Policing the Possible: Governing Potential Criminality

An event hosted by LSE Cities

This workshop examined the problem of crime in cities, focusing particularly on the role of public and private security forces in controlling potential criminality. The discussion highlighted the cultural and political processes of imagining and predicting the emergence of future crimes and criminals, and the various technologies used for prevention. How the lived experience of contemporary cities is shaped by these initiatives is a question that will be explored critically across a range of urban locations.

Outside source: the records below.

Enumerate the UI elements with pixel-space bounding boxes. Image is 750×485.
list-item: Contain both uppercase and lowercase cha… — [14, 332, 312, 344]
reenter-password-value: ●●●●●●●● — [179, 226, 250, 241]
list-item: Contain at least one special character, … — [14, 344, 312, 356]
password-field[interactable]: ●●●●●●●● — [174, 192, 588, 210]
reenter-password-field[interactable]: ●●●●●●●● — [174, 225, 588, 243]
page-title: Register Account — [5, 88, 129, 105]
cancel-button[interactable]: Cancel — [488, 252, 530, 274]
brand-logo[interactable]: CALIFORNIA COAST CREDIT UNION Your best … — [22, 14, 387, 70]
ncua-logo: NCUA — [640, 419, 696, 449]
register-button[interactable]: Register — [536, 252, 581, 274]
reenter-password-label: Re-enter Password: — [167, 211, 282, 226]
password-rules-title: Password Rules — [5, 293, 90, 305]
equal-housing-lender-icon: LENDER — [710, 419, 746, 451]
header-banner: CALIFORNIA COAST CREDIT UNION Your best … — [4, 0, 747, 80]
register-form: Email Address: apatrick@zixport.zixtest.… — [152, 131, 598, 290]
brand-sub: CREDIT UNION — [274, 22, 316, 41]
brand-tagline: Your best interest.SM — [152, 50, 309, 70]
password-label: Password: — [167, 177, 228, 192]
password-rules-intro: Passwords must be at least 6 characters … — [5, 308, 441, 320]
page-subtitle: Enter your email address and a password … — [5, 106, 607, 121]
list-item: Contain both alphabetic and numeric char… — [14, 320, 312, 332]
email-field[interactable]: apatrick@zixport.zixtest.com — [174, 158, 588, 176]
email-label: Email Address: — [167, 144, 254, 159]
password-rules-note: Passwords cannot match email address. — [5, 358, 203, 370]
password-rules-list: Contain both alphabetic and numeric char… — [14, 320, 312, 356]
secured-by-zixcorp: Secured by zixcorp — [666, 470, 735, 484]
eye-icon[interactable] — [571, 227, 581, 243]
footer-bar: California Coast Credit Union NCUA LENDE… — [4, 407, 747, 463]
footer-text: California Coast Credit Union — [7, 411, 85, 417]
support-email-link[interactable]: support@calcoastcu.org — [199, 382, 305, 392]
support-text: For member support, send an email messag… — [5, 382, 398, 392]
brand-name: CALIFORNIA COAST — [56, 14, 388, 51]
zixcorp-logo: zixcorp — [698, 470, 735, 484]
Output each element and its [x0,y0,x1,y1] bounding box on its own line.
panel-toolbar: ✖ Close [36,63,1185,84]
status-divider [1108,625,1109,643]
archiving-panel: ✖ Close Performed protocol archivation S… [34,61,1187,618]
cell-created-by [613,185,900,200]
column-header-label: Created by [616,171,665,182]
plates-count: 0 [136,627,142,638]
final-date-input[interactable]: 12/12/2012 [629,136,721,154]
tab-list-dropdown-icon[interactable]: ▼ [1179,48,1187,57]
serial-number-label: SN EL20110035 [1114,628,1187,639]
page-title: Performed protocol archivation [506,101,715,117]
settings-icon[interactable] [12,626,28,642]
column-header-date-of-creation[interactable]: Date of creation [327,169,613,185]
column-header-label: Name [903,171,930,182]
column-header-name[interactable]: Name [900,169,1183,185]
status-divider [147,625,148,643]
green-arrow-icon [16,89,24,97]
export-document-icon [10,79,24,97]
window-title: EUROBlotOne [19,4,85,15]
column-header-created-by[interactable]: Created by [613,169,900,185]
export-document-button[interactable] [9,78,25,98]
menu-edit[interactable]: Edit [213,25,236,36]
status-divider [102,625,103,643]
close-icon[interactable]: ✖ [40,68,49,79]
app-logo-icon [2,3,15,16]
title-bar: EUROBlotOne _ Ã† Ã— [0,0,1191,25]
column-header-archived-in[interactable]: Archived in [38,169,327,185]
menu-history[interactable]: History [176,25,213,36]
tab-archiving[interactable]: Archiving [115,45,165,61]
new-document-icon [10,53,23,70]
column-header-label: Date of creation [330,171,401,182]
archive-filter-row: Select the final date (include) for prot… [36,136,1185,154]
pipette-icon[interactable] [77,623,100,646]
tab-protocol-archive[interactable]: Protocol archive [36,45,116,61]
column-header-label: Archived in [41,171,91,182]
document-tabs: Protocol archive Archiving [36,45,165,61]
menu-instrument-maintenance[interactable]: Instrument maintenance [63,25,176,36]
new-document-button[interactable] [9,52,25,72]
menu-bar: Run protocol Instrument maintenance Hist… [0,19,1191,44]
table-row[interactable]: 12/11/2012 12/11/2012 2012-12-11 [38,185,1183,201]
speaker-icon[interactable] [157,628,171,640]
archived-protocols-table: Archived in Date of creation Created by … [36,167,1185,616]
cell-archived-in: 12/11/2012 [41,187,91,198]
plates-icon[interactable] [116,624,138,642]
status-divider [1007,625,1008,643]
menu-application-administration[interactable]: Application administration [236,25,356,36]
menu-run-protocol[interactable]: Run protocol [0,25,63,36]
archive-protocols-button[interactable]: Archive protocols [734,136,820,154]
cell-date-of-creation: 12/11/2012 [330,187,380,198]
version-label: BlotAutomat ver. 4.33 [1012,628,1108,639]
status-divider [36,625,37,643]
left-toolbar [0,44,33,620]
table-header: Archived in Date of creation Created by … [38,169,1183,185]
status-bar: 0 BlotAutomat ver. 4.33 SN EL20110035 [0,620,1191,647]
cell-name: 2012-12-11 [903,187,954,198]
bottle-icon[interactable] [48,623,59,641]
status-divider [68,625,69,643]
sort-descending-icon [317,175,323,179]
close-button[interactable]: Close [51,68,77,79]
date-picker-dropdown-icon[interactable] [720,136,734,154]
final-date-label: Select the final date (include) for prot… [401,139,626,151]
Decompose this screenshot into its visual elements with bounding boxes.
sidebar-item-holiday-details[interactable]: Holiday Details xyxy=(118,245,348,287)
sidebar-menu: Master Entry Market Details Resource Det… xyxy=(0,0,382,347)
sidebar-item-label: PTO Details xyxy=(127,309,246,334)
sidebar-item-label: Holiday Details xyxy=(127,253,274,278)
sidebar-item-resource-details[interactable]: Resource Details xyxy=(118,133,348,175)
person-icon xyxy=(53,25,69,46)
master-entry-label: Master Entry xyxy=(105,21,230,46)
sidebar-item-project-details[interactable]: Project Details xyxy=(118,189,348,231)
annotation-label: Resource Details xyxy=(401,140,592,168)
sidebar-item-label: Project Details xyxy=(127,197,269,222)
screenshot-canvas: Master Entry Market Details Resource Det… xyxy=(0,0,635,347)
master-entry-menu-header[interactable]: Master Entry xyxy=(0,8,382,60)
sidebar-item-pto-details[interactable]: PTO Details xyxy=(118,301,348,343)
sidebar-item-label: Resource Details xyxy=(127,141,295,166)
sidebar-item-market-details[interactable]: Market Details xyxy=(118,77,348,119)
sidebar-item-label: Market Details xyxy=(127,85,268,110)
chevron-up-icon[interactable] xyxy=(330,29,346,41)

The Urban Uncertainty workshop series is an integral part of LSE Cities’ collaborative investigation into emerging ways of envisioning and governing the future of cities. Each session focuses on a different dimension of urban uncertainty, from health and housing to crime and climate, and brings together scholars from a handful of disciplines whose work converges on common themes.

Event materials

Profiles

    Pete Fussey

    Pete Fussey is Professor of Sociology at the University of Essex. His research focuses on security, social control, organised crime and the city. Professor Fussey currently works on two large-scale ESRC and EPSRC funded research projects looking at counter-terrorism in the UK’s crowded spaces and at urban resilience. Recent books include Securing and Sustaining the Olympic City (Ashgate) and Terrorism and the Olympics (Routledge).

    Rivke Jaffe

    Rivke Jaffe is an Associate Professor at the Centre for Urban Studies at the University of Amsterdam. Her anthropological research focuses primarily on intersections of the urban and the political. She is currently starting a five-year research program on public-private security assemblages in Kingston, Jerusalem, Miami, Nairobi and Recife.

    Gareth Jones

    Gareth Jones is Professor of Urban Geography at LSE. He has conducted research on both practices and representation of urban space in Mexico, Colombia, Ecuador, Brazil, India, Ghana and South Africa. He has most recently edited (with Dennis Rodgers) Youth Violence in Latin America: Gangs and Juvenile Justice in Perspective and soon to come is a co-authored book entitled Bringing Youth into Development. His recent ethnographic work has been with street youth in Mexico

    Robert Samet

    Robert Samet is Visiting Assistant Professor of Legal Studies at the University of Massachusetts, Amherst. His research focuses on law, crime, and forms of political representation in the Americas, with a special emphasis on Venezuela. Currently, he is revising a manuscript based on two years of ethnographic field research on crime journalism in Caracas, and beginning a new project on the political economy of urban security in Latin America.

    Jonny Steinberg

    Jonny Steinberg is Lecturer in the Criminology of Africa at Oxford University. He is the author of several books about everyday life in the wake of South Africa’s transition to democracy including Midlands, about the murder of a white South African farmer, The Number, a biography of a prison gangster, and Three-Letter Plague, which chronicles a young man’s journey through South Africa’s AIDS pandemic.